The workflow uses 3 GitHub actions. The first action “actions/checkout” just checks out the GitHub repository.

The second action “actions/cache” ensures, that Composer cache files are shared for builds. You just have to configure a unique key for the cache and I choose to use the hash of the composer.json as a key, so every time dependencies change, the cache is rebuilt. To ensure, that the cache is working you should see “loading from cache” in the output of the composer command.

What helps when you want to debug your workflow is to save build artifacts. For this I use the third action ” actions/upload-artifact” which uploads the log of the PHP server and the Codeception output if the build failed.

All other steps in the workflow are based on commands that are executed on the runner (e.g. start MySQL Server, Update Composer, …).

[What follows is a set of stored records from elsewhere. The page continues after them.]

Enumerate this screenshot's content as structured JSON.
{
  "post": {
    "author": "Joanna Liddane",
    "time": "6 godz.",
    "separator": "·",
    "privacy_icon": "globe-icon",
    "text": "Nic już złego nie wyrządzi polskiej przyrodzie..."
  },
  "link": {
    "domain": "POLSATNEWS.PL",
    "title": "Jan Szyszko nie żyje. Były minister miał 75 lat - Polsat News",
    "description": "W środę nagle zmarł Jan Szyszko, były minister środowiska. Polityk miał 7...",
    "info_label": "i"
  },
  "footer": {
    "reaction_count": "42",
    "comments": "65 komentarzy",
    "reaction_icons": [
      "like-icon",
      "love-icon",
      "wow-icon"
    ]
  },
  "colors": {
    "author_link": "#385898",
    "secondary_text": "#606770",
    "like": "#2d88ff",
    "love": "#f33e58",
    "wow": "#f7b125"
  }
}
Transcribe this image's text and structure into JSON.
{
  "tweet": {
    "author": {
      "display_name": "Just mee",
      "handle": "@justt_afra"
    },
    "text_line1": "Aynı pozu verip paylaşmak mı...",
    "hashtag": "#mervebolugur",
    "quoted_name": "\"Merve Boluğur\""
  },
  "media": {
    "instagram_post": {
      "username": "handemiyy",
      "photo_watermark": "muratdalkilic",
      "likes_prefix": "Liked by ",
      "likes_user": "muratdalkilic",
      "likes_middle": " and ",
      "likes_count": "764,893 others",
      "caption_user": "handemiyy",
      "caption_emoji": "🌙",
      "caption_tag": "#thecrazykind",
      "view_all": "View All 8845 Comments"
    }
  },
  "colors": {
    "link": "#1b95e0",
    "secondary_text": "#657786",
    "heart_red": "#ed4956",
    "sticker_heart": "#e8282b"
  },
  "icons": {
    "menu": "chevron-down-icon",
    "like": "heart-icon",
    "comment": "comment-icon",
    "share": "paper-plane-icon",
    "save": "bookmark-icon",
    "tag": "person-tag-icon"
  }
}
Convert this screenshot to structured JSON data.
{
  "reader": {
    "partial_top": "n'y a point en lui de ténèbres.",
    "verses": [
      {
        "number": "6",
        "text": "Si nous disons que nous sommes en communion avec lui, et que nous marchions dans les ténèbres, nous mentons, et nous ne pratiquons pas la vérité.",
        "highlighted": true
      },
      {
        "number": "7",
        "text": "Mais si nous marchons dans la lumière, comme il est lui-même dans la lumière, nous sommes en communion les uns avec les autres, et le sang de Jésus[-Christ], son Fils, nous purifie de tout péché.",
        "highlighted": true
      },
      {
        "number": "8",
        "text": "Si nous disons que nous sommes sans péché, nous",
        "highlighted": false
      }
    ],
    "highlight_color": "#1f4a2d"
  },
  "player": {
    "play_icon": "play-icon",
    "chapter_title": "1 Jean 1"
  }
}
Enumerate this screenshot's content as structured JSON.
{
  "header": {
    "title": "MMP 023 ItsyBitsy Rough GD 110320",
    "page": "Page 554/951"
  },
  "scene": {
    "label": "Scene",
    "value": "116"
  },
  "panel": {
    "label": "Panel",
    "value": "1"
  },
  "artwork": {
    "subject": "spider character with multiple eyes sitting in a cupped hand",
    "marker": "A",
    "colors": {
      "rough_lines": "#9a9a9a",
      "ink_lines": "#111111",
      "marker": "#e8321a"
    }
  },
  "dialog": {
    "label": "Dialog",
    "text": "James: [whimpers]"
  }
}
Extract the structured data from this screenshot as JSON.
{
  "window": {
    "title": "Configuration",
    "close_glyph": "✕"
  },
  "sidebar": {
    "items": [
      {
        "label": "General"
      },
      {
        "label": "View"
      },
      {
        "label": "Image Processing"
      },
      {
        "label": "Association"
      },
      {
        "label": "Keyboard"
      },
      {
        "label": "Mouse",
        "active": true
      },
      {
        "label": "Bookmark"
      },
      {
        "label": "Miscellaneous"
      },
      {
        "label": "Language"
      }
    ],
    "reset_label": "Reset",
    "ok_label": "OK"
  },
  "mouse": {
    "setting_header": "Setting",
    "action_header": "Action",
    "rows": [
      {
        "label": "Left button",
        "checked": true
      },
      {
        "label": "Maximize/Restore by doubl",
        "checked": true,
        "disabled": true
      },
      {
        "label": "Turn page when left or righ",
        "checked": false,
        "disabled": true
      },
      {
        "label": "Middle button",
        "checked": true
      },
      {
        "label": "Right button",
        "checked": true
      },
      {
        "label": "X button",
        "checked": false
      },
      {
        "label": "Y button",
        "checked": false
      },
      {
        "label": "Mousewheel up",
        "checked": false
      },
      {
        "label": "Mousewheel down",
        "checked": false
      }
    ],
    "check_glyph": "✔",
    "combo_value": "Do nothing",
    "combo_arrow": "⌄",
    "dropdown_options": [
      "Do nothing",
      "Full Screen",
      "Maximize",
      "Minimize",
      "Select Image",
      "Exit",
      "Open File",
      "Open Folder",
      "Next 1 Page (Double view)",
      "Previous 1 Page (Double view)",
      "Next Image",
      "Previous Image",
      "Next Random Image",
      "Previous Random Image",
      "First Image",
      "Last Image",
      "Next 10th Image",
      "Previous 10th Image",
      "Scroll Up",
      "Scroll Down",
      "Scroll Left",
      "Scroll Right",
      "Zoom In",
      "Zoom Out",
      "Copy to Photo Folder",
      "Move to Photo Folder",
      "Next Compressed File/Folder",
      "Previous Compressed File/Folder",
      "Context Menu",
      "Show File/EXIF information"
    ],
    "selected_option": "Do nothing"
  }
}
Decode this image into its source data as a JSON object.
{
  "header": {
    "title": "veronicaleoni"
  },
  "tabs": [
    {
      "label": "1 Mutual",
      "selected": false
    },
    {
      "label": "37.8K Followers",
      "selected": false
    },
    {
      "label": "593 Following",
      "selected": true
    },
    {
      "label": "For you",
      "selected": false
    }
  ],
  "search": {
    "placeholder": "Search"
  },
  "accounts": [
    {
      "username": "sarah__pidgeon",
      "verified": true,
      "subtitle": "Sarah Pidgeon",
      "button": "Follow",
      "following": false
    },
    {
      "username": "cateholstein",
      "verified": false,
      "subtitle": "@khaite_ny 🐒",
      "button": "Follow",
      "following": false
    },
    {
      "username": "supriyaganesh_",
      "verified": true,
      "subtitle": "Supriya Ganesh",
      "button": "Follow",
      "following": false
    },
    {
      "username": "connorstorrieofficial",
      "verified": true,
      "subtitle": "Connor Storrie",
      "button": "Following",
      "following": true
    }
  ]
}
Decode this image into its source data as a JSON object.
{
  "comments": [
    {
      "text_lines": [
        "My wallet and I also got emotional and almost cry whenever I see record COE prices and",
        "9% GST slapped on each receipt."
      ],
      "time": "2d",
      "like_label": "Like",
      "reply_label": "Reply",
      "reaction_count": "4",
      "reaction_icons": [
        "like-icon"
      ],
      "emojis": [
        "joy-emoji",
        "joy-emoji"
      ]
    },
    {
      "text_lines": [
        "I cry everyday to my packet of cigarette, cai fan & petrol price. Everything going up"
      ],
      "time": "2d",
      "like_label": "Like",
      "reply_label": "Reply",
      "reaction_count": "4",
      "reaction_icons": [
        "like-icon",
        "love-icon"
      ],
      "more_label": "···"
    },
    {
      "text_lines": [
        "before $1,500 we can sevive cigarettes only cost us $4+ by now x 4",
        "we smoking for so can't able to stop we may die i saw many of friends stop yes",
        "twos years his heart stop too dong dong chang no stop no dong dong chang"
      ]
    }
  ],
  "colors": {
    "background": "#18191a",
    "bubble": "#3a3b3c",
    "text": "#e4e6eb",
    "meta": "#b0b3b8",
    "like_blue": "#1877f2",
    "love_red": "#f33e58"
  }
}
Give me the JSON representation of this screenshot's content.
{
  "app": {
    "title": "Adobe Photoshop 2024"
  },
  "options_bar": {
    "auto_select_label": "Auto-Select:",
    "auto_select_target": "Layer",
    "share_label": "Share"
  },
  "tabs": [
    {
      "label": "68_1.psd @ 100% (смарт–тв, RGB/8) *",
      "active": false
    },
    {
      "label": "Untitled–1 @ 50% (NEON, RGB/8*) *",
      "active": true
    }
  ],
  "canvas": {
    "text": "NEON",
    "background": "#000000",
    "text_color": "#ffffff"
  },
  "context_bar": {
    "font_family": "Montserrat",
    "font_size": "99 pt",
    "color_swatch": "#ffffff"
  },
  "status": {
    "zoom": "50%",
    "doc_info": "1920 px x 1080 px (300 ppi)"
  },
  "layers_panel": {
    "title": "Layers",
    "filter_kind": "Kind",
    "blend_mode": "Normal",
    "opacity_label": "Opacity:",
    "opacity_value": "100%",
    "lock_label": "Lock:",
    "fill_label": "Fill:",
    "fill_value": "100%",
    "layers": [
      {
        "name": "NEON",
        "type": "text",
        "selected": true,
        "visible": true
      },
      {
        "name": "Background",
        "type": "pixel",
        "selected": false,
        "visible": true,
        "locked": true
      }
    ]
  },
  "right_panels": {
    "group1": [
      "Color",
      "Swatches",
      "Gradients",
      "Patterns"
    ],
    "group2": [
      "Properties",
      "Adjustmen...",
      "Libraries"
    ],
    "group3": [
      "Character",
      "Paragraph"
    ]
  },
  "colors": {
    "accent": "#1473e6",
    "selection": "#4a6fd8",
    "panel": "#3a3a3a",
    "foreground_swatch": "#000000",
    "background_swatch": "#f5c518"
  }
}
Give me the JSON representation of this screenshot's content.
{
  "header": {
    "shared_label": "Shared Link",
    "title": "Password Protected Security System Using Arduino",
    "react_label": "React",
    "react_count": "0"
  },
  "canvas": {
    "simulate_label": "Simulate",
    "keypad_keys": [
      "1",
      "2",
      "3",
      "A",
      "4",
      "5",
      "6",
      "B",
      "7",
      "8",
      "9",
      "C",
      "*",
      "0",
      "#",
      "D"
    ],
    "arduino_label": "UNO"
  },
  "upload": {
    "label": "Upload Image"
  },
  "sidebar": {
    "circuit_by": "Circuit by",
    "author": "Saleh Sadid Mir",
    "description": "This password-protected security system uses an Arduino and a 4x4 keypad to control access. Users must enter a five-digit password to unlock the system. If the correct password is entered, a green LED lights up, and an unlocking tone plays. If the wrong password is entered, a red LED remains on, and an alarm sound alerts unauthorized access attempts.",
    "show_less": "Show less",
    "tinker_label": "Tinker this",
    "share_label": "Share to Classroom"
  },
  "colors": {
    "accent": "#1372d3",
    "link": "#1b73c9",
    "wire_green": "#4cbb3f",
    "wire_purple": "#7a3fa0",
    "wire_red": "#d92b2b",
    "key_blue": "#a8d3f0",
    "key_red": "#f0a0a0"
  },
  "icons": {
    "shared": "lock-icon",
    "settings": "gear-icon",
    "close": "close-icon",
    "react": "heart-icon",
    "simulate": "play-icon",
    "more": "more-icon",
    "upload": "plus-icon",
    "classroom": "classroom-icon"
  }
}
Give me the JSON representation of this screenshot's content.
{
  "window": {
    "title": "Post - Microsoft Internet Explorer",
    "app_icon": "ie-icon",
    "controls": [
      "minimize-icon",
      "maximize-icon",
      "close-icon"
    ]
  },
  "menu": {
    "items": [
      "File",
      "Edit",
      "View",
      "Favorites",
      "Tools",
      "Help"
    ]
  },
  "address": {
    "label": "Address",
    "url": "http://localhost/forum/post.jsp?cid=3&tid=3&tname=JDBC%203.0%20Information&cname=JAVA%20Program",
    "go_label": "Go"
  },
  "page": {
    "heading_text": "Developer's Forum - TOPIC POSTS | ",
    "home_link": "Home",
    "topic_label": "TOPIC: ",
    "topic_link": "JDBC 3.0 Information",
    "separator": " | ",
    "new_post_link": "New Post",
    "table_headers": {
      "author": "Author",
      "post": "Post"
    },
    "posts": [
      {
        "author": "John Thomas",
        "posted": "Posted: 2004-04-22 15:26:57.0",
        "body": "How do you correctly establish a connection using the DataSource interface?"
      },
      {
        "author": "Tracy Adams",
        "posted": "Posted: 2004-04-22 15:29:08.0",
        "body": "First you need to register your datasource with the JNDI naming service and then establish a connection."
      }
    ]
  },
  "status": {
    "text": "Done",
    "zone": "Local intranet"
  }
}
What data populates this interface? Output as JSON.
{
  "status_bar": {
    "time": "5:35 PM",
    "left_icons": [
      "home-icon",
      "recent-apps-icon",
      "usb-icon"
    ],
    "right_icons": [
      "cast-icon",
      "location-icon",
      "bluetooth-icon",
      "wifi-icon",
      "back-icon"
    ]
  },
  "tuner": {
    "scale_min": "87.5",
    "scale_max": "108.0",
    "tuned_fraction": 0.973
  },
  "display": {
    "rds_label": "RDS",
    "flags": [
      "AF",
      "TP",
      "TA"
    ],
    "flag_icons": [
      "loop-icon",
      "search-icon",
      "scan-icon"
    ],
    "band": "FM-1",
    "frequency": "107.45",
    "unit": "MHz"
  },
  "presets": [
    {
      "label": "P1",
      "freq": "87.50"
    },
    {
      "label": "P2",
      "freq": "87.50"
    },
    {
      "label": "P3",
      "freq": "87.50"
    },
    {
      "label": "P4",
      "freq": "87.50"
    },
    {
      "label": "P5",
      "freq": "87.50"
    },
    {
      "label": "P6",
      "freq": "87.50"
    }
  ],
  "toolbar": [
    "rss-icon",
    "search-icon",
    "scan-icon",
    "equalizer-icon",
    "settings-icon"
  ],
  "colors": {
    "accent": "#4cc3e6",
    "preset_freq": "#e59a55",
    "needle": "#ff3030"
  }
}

You may note, that the workflow contains 2 “sleep” commands. Both are required so previous commands have enough time to finish execution (start PHP Server and start Selenium).

Another thing you may note is, that I added many TYPO3 packages to the require-dev section of my composer.json file. This is not a requirement and can be moved to an additional build step (e.g. composer require typo3/cms-filelist ….).

Acceptance Tests with Codeception

In order to execute the Codeception Acceptance Tests, it is required to setup a fully working TYPO3 website including a preconfigured database dump with e.g. pages and records to test. For the Acceptance Tests I included the following files/folders in Tests/Acceptance/_data

To separate between Acceptance Test environments (local and GitHub) there are configuration settings for both in _ Tests/Acceptance/_env_

At this point I would like to thank Daniel Siepmann for sharing his GitLab CI configuration about Acceptance Tests. I adapted some parts of his examples to my current setup.

Update 29.05.2020: If you want to test an extension against multiple TYPO3 versions, you can use a build matrix as shown in this example from Sebastian Fischer.

Good to know

#1 - Composer dependencies are not cached during builds

Update 15.05.2020: Not required any more, since the issue is fixed.

Due to a misconfiguration in the Ubuntu 18.04 runner (that has already been fixed), the .composer directory is owned by root:root with 775 rights. This makes it impossible for the runner user to write into that directory. To fix this, make sure to remove the the directory recursive as shown below in a build step before composer is executed.

- name: Delete .composer directory
  run: |
    sudo rm -rf ~/.composer

#2 - PHP server with “php -S” is obviously not starting

I used php -S -t .Build/public/ &> php.log.txt & to start a PHP server that serves my application for Acceptance Tests. Somehow the acceptance tests step was not able to connect to the given port and always showed “Failed to connect to x.x.x.x port 8888: Connection refused”

To solve this issue, I forced the workflow to stop for 2 seconds (just added sleep 2; right after the PHP -S line) so PHP has enough time to server the application.

#3 - MySQL credentials not accepted / MySQL “Connection refused”

Setting up a build step that uses MySQL I ran into problems connecting to the MySQL server that comes with the default Ubuntu 18.04 runner. The solution to this problem was really simple, since you just have to start the MySQL service.